O zamanlar, bi çok REHİN kalmış hasta hadiseleri işitiyorduk. İnsanlar, hastane parasını ödeyemedikleri için ÖLÜSÜNÜ bile alamıyordu da, bazı ölü sahipleri ÖLÜSÜNÜ kaldığı yerde BIRAKIP gidiyordu.
Bay KEMAAAALLLL … !?
Çok FELAKET ve MAHRUMİYET yılları idi !
Ama, imdadıma EMİN yetişti. O 2 metreye yakın boyu ve iri bedeniyle beni SIRTLADI ve diğer arkadaşların da, etrafımızı çevirip beni GÖRÜNMEZ hale getirdi ve bu şekilde hastaneden KAÇIRILDIM.
Aynı CANKURTARANLA geri dönemediğimiz ve cebimizde taksi parası da olmadığı için, o saatten sonra yaya olarak eve dönmek zorunda kaldık.
Ümit, Tuna, Cihat, Sedat ve Emin, beni yarı yarıya omuzlayarak nöbetleşe yola düştük.
Yolun yarısında AYILDIĞIM ve heç bi şeyim galmadığı için onların omuzlarından indim ve beraberce yürüyerek eve geri geldik. Tabii ki, İÇMEYE de devam ettik.
Aaaahhh ah, ne biçim MAHRUMİYET günleriydi o günler.
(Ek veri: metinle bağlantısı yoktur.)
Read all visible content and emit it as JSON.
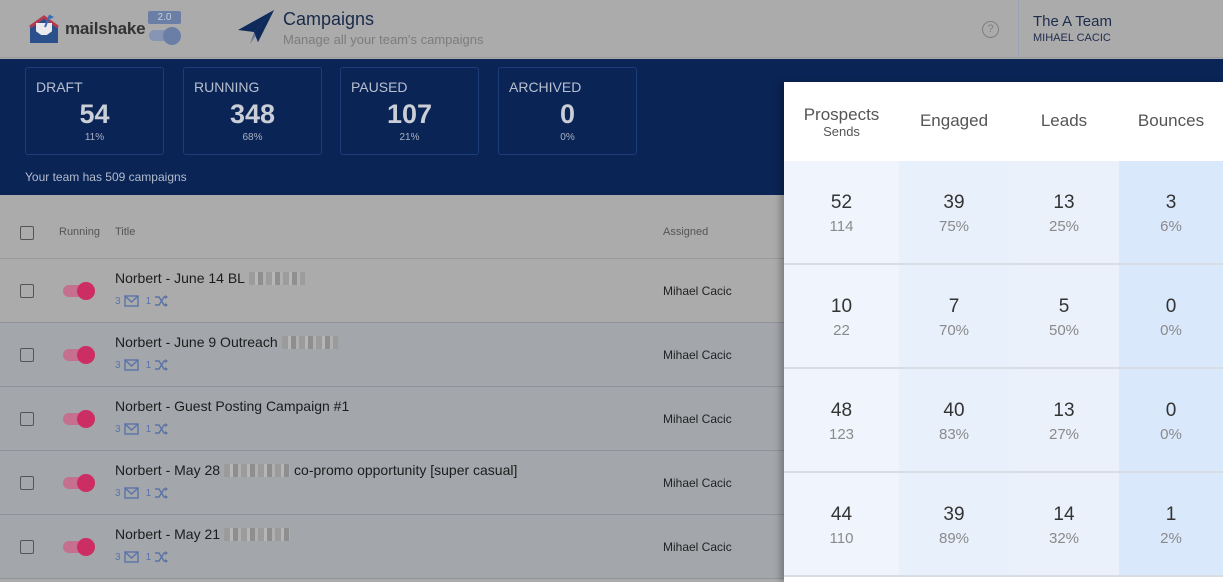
{
  "header": {
    "brand": "mailshake",
    "version_badge": "2.0",
    "title": "Campaigns",
    "subtitle": "Manage all your team's campaigns",
    "help_icon": "question-circle-icon",
    "team_name": "The A Team",
    "user_name": "MIHAEL CACIC"
  },
  "stats": {
    "cards": [
      {
        "label": "DRAFT",
        "value": "54",
        "pct": "11%"
      },
      {
        "label": "RUNNING",
        "value": "348",
        "pct": "68%"
      },
      {
        "label": "PAUSED",
        "value": "107",
        "pct": "21%"
      },
      {
        "label": "ARCHIVED",
        "value": "0",
        "pct": "0%"
      }
    ],
    "footer": "Your team has 509 campaigns"
  },
  "list": {
    "columns": {
      "running": "Running",
      "title": "Title",
      "assigned": "Assigned"
    },
    "rows": [
      {
        "title_a": "Norbert - June 14 BL",
        "redacted": true,
        "title_b": "",
        "messages": "3",
        "variants": "1",
        "assigned": "Mihael Cacic",
        "running": true
      },
      {
        "title_a": "Norbert - June 9 Outreach",
        "redacted": true,
        "title_b": "",
        "messages": "3",
        "variants": "1",
        "assigned": "Mihael Cacic",
        "running": true
      },
      {
        "title_a": "Norbert - Guest Posting Campaign #1",
        "redacted": false,
        "title_b": "",
        "messages": "3",
        "variants": "1",
        "assigned": "Mihael Cacic",
        "running": true
      },
      {
        "title_a": "Norbert - May 28",
        "redacted": true,
        "title_b": "co-promo opportunity [super casual]",
        "messages": "3",
        "variants": "1",
        "assigned": "Mihael Cacic",
        "running": true
      },
      {
        "title_a": "Norbert - May 21",
        "redacted": true,
        "title_b": "",
        "messages": "3",
        "variants": "1",
        "assigned": "Mihael Cacic",
        "running": true
      }
    ]
  },
  "stats_panel": {
    "headers": [
      {
        "label": "Prospects",
        "sub": "Sends"
      },
      {
        "label": "Engaged",
        "sub": ""
      },
      {
        "label": "Leads",
        "sub": ""
      },
      {
        "label": "Bounces",
        "sub": ""
      }
    ],
    "rows": [
      [
        {
          "v": "52",
          "p": "114"
        },
        {
          "v": "39",
          "p": "75%"
        },
        {
          "v": "13",
          "p": "25%"
        },
        {
          "v": "3",
          "p": "6%"
        }
      ],
      [
        {
          "v": "10",
          "p": "22"
        },
        {
          "v": "7",
          "p": "70%"
        },
        {
          "v": "5",
          "p": "50%"
        },
        {
          "v": "0",
          "p": "0%"
        }
      ],
      [
        {
          "v": "48",
          "p": "123"
        },
        {
          "v": "40",
          "p": "83%"
        },
        {
          "v": "13",
          "p": "27%"
        },
        {
          "v": "0",
          "p": "0%"
        }
      ],
      [
        {
          "v": "44",
          "p": "110"
        },
        {
          "v": "39",
          "p": "89%"
        },
        {
          "v": "14",
          "p": "32%"
        },
        {
          "v": "1",
          "p": "2%"
        }
      ]
    ]
  },
  "colors": {
    "banner": "#0a2456",
    "toggle_on": "#cc2e63",
    "meta_blue": "#5a73a8"
  }
}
Hatırlamak bile istemiyorum.
Aha şimdi çok hüzünlendim.
Allah, bu Başımızdaki bu Adamlardan razı osun.
Ya RABB şüküüüüürrr !
ŞEHİR HASTANELERİMİZ var, eMaR cihazına gavuştuk, tomografiyi gördük.
Her bi şeyden önemlisi de, hem ELEKTRİĞE kavuştuk ve hemin de ATLI CANKURTARANLARDAN KURTULDUK da MOTORLU AMBULANSLARA binmeye başladık.
Yaaaa işte bööle sayın seyirciler !
GISGANANLAR çatlasın, UNUTANLAR patlasın.
Münafıklar HOPLASIN, Münkirler ZIPLASIN.
Bu anlattığımı BEĞENEN olursa, onlar da, MÜSKİRÂTA (rakıya falan) dayansın keyflerine baksın !
Aha bu anlattığım hadisenin şahitlerinden SAĞ kalan;
Eeeeeeeyyy İstanbul’daki ÜMİT ve EMİN ve Ayvalık’taki SEDAT !
Sööleyin Lan bööle olmadı mıydı ve o zamanlardaki hâlimiz ööle değil miydi?
"YERSEN" ... !?
SİZİN DÜŞÜNCELERİNİZ?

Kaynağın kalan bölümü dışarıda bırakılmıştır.